Designed for interoperability between meters from different vendors.
Uses standardized communication modes (S, T, C, R modes) suitable for various use cases (e.g., walk-by, drive-by, fixed network).
Supports multi-utility metering (water, gas, electricity, and heat) in a unified framework.
2. Communication & Interoperability
| Feature | Real Data Protocol | OMS Radio |
|---|---|---|
| Interoperability | Low – Proprietary, often vendor-locked | High – Multi-vendor compatibility |
| Standardization | Proprietary, may not follow EN standards | Fully standardized (EN 13757, DLMS/COSEM compliant) |
| Deployment Flexibility | Typically designed for specific systems | Suitable for walk-by, drive-by, and fixed networks |
| Data Format | Often custom, tailored to system needs | Structured data packets using OBIS codes and DLMS |
Analysis: OMS Radio offers far better interoperability, making it ideal for municipalities or utilities working with multiple vendors or aiming for long-term scalability.
3. Security
Real Data
Security features vary by implementation.
May include encryption and authentication, but specifics are often undocumented or not standardized.
OMS Radio
Includes AES-128 encryption and HMAC authentication.
Follows OMS Security Specification, ensuring end-to-end security and resistance to tampering or unauthorized data access.
Regularly updated by the OMS Group to stay ahead of emerging threats.
Verdict: OMS Radio has a clear edge in transparent, standardized security practices.
4. Energy Efficiency and Battery Life
| Feature | Real Data Protocol | OMS Radio |
|---|---|---|
| Power Optimization | Often optimized due to vertical integration | Good, but depends on mode (S, T, C modes affect duty cycle) |
| Battery Life | Long, tailored for specific hardware | Long, with profiles designed for low duty-cycle operation |
While both protocols are power-conscious, Real Data may slightly edge out in efficiency when tightly coupled with specific hardware.
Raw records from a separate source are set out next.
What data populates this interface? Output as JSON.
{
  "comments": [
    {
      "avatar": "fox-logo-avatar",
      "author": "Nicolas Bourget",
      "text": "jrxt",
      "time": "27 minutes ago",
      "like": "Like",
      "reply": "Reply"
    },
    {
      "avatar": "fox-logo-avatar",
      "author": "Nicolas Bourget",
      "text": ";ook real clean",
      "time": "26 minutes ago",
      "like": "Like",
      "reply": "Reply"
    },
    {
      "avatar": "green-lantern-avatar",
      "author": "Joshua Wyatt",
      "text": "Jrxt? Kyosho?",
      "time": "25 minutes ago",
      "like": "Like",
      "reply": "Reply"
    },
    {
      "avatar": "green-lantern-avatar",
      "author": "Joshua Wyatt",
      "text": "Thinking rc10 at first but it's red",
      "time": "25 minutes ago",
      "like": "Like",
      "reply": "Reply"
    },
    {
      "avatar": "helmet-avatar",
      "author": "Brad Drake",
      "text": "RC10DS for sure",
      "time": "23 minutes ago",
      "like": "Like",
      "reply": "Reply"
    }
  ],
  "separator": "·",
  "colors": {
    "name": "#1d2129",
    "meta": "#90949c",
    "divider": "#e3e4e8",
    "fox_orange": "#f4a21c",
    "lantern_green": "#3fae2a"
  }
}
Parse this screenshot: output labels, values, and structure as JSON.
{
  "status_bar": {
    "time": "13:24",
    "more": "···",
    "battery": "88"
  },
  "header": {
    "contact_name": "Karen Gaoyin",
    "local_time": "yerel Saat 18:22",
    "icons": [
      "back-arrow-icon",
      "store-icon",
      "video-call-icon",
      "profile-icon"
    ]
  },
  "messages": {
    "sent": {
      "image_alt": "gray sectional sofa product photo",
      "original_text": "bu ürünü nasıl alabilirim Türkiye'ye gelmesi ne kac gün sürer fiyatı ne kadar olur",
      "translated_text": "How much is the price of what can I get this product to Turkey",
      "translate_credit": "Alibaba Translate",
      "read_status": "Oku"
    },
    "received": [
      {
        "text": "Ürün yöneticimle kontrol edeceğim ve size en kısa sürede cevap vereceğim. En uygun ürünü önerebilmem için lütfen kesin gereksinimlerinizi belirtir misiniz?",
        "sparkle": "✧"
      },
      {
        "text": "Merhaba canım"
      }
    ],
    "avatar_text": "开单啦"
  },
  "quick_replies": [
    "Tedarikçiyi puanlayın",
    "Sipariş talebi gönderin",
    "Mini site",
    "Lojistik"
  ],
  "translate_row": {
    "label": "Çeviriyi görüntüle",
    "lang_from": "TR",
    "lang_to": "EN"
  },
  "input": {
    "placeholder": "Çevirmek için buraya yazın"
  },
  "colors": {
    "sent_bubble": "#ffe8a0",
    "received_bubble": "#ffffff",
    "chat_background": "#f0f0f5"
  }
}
OMS, however, balances power use with broader compatibility.
5. Data Handling and Transmission
| Feature | Real Data | OMS Radio |
|---|---|---|
| Data Frequency | Real-time or near-real-time, customizable | Periodic broadcasting (depending on mode) |
| Event Support | Yes (alarms, tampering, leakage) | Yes (standardized OBIS codes for alarms/events) |
| Data Format | Custom, non-standard | OBIS codes, DLMS/COSEM-based payloads |
Note: OMS data can be easily interpreted by third-party systems due to its standardized format, while Real Data may require decoding or vendor-specific software.
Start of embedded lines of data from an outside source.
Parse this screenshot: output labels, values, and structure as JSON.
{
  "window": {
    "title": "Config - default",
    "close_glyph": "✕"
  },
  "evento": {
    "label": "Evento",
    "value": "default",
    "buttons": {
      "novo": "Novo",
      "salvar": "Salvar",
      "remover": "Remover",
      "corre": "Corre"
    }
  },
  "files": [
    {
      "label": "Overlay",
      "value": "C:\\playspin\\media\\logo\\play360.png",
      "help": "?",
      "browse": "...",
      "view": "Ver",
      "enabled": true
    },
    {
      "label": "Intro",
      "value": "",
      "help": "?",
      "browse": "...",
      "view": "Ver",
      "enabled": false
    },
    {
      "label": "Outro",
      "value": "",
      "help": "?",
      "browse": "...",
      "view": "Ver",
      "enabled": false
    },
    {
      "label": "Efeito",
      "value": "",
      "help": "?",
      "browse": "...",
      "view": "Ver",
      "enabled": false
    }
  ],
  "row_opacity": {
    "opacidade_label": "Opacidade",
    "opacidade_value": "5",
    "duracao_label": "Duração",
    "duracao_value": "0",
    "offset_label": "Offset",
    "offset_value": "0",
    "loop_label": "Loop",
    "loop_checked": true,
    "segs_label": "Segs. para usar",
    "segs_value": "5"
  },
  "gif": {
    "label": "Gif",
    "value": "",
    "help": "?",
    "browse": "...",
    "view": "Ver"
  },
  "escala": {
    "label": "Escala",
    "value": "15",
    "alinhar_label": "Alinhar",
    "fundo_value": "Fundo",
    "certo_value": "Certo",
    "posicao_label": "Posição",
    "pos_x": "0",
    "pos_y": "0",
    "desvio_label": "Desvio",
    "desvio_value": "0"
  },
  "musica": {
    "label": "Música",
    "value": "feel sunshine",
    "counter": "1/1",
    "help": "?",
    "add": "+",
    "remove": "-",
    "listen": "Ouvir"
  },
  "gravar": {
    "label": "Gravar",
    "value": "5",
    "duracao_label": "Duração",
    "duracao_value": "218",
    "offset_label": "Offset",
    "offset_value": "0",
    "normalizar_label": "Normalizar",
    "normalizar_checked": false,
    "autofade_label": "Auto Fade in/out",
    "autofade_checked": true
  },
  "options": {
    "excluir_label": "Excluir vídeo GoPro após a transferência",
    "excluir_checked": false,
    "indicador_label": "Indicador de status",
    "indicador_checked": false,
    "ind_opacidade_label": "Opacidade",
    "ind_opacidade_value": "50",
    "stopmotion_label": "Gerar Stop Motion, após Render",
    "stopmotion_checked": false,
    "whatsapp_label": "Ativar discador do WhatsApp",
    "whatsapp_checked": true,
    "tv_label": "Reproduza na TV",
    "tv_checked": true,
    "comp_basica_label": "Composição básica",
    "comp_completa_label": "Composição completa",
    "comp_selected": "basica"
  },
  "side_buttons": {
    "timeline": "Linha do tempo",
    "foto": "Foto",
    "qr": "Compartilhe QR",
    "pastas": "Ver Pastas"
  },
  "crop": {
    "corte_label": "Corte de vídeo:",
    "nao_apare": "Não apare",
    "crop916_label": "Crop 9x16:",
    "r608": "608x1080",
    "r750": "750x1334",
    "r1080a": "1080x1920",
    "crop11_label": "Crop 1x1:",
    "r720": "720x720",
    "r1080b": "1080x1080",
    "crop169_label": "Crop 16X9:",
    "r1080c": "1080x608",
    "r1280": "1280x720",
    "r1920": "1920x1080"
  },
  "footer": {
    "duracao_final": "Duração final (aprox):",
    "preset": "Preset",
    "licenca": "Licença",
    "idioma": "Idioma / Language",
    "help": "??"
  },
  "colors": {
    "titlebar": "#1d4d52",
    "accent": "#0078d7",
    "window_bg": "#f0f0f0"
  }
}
6. Industry Adoption and Use Cases
Real Data Protocol
Common in proprietary ecosystems, such as vendor-specific AMR/AMI systems.
Preferred when real-time or low-latency data delivery is crucial.
OMS Radio
Widely adopted in Europe and multi-vendor smart metering projects.
Ideal for interoperable systems with scalability and longevity in mind.
Used in public tenders and projects where vendor neutrality is essential.
7. Pros and Cons
Real Data Protocol
Pros:
Optimized for performance and battery life.
Tailored for specific applications and use cases.
May offer lower implementation cost in a closed system.
Cons:
Lack of interoperability.
Difficult to integrate with third-party systems. This is classed as 'Closed' metering and may need certain data collectors to operate.
Vendor lock-in potential. Another example of 'Closed'.
OMS Radio
Pros:
Open standard and widely supported.
High interoperability.
Strong security framework.
Easier integration into smart grid and IoT platforms.
Cons:
May require more configuration to optimize for power/performance.
Slightly more complex implementation in mixed networks.
Conclusion
The choice between Real Data radio protocol and OMS Radio depends on the specific requirements of a metering project.
Choose OMS Radio if your priority is interoperability, future-proofing, and industry-standard security.
Opt for Real Data in controlled, proprietary environments where performance, latency, or cost-efficiency outweighs interoperability.
As utility infrastructure moves toward smarter, interconnected systems, OMS Radio is increasingly favored for its openness, adaptability, and regulatory alignment—especially in large-scale or multi-vendor environments.